Is possible to have a piece of bitcoind log, if you have? I'm curious to know how the bitcoind answered from the gethashblock request

I'm my opinion, c-lightning receive some unexpected answer from bitcoind, I say this because I see this log line inside your original message

+353275.478713571 plugin-bcliUNUSUAL: bitcoin-cli getblockhash 642305 exited with status 1

ghost commented 4 years ago

@vincenzopalazzo Hi palazzone, you can find my bitcoind debug.log here

EDIT: I looked at it myself and see a lot of "WARNING: request rejected because http work queue depth exceeded, it can be increased with the -rpcworkqueue= setting"

Don't know what it means

Edit:

when you restart the node, the problem not longer exists right?

right

ZmnSCPxj commented 4 years ago

We should not reach the work queue depth, since we specifically throttle our requests to bitcoind to avoid that.

Unless you have multiple services talking to bitcoind, not just lightningd... do you?

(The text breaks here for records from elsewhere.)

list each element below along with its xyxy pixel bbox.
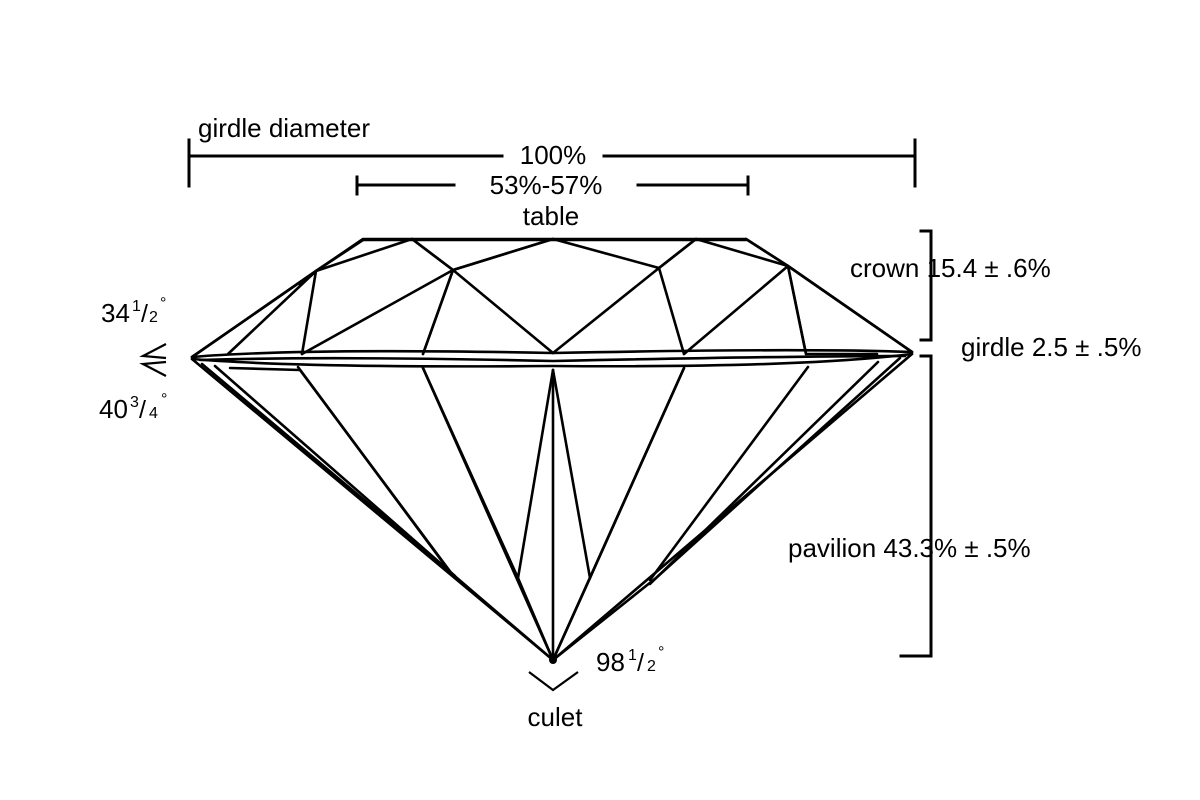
svg-text:2: 2 bbox=[647, 658, 656, 675]
diamond-illustration bbox=[190, 237, 914, 664]
girdle-diameter-label: girdle diameter bbox=[198, 113, 370, 143]
culet-point bbox=[549, 656, 557, 664]
pavilion-facets bbox=[200, 356, 902, 662]
girdle-inner-line bbox=[198, 354, 907, 363]
table-percent: 53%-57% bbox=[490, 170, 603, 200]
girdle-band-bottom bbox=[190, 352, 914, 368]
svg-text:4: 4 bbox=[149, 405, 158, 422]
svg-text:3: 3 bbox=[130, 394, 139, 411]
svg-text:40: 40 bbox=[99, 394, 128, 424]
table-label: table bbox=[523, 201, 579, 231]
crown-angle-label: 34 1 / 2 ° bbox=[101, 295, 166, 328]
pavilion-bracket bbox=[899, 354, 933, 658]
svg-text:34: 34 bbox=[101, 298, 130, 328]
svg-text:/: / bbox=[637, 649, 644, 677]
crown-label: crown 15.4 ± .6% bbox=[850, 253, 1051, 283]
svg-text:/: / bbox=[139, 396, 146, 424]
svg-text:/: / bbox=[141, 300, 148, 328]
svg-text:°: ° bbox=[161, 391, 167, 408]
crown-facets bbox=[190, 237, 914, 359]
girdle-diameter-dimension bbox=[187, 138, 917, 188]
pavilion-angle-label: 40 3 / 4 ° bbox=[99, 391, 167, 424]
culet-angle-marker bbox=[528, 671, 579, 692]
svg-text:98: 98 bbox=[596, 647, 625, 677]
culet-angle-label: 98 1 / 2 ° bbox=[596, 644, 664, 677]
svg-text:1: 1 bbox=[132, 298, 141, 315]
svg-text:°: ° bbox=[658, 644, 664, 661]
svg-text:°: ° bbox=[160, 295, 166, 312]
girdle-label: girdle 2.5 ± .5% bbox=[961, 332, 1141, 362]
table-dimension bbox=[355, 175, 750, 196]
pavilion-label: pavilion 43.3% ± .5% bbox=[788, 533, 1031, 563]
svg-text:2: 2 bbox=[149, 309, 158, 326]
crown-bracket bbox=[919, 229, 933, 342]
girdle-diameter-percent: 100% bbox=[520, 140, 587, 170]
svg-text:1: 1 bbox=[628, 647, 637, 664]
angle-marker bbox=[139, 343, 167, 377]
culet-label: culet bbox=[528, 702, 584, 732]
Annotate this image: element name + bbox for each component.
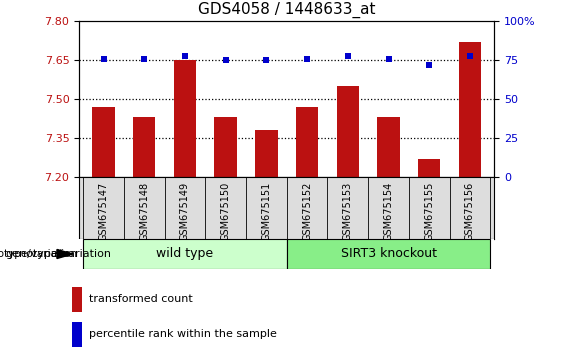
Point (303, 56, 312, 62)
Point (221, 57, 230, 63)
Point (180, 53, 189, 58)
Text: GSM675151: GSM675151 (262, 182, 271, 241)
Text: GSM675149: GSM675149 (180, 182, 190, 241)
Bar (92, 107, 115, 177)
Bar (459, 42, 481, 177)
Text: GSM675147: GSM675147 (98, 182, 108, 241)
Text: GSM675153: GSM675153 (343, 182, 353, 241)
Bar (72, 287, 82, 312)
Point (262, 57, 271, 63)
Bar (377, 117, 399, 177)
Text: GSM675154: GSM675154 (384, 182, 393, 241)
Text: percentile rank within the sample: percentile rank within the sample (89, 329, 276, 339)
Bar (255, 130, 277, 177)
Text: SIRT3 knockout: SIRT3 knockout (341, 247, 437, 261)
Point (344, 53, 353, 58)
Text: GSM675156: GSM675156 (465, 182, 475, 241)
Bar (133, 117, 155, 177)
Bar (296, 107, 318, 177)
Text: GSM675150: GSM675150 (221, 182, 231, 241)
Point (99, 56, 108, 62)
Text: GSM675148: GSM675148 (139, 182, 149, 241)
Bar (337, 86, 359, 177)
Text: genotype/variation: genotype/variation (0, 249, 77, 259)
Text: wild type: wild type (157, 247, 214, 261)
Point (140, 56, 149, 62)
Bar (418, 159, 441, 177)
Bar (174, 60, 196, 177)
Text: transformed count: transformed count (89, 294, 192, 304)
Bar (72, 322, 82, 347)
Bar (215, 117, 237, 177)
Text: genotype/variation: genotype/variation (6, 249, 112, 259)
Point (466, 53, 475, 58)
Bar (83, 239, 287, 269)
Bar (287, 239, 490, 269)
Point (384, 56, 393, 62)
Polygon shape (57, 250, 73, 258)
Title: GDS4058 / 1448633_at: GDS4058 / 1448633_at (198, 2, 376, 18)
Text: GSM675155: GSM675155 (424, 182, 434, 241)
Text: GSM675152: GSM675152 (302, 182, 312, 241)
Point (425, 62, 434, 68)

ghost commented 4 years ago

I also run ElectrumX (public Electrum Server) and another c-lightning (test) node only connected (only a channel to) to my main node (same version) and Electrum Personal Server

EDIT: my test c-lightning node didn't crash

vincenzopalazzo commented 4 years ago

From @ZmnSCPxj answer and your log, I can understand that for your c-lightning on mainet crashed because your network configuration with c-lightning and ElectrumX server make an attack like "Zombie attack on the network" in other words, the request made to bitcoind is too much and bitcoind said with the log "WARNING: request rejected because http work queue depth exceeded, it can be increased with the -rpcworkqueue= setting" Wait I have some work to do before receiving other requests.

You can increate the dimension of the queue how bitcoind suggests with the log.

P.S: c-lightning on testnet didn't crash because the testnet queue and mainet queue is different.

Another P.S: This is only my vision.

ghost commented 4 years ago

@vincenzopalazzo The question is of course should c-lightning crash for that reason?

BTW my other node is a test node (for software updates and other use), not a testnet node, it also runs on mainnet. Probably it wasn't making any requests.

ZmnSCPxj commented 4 years ago

Probably it wasn't making any requests.

It was. We have a loop every 10 seconds30 seconds or so that polls the bitcoind for a new block, even if we have no channels or anything. With enough activity from your active node, the testing node, and ElectrumX, it could indeed periodically overload the queue depth.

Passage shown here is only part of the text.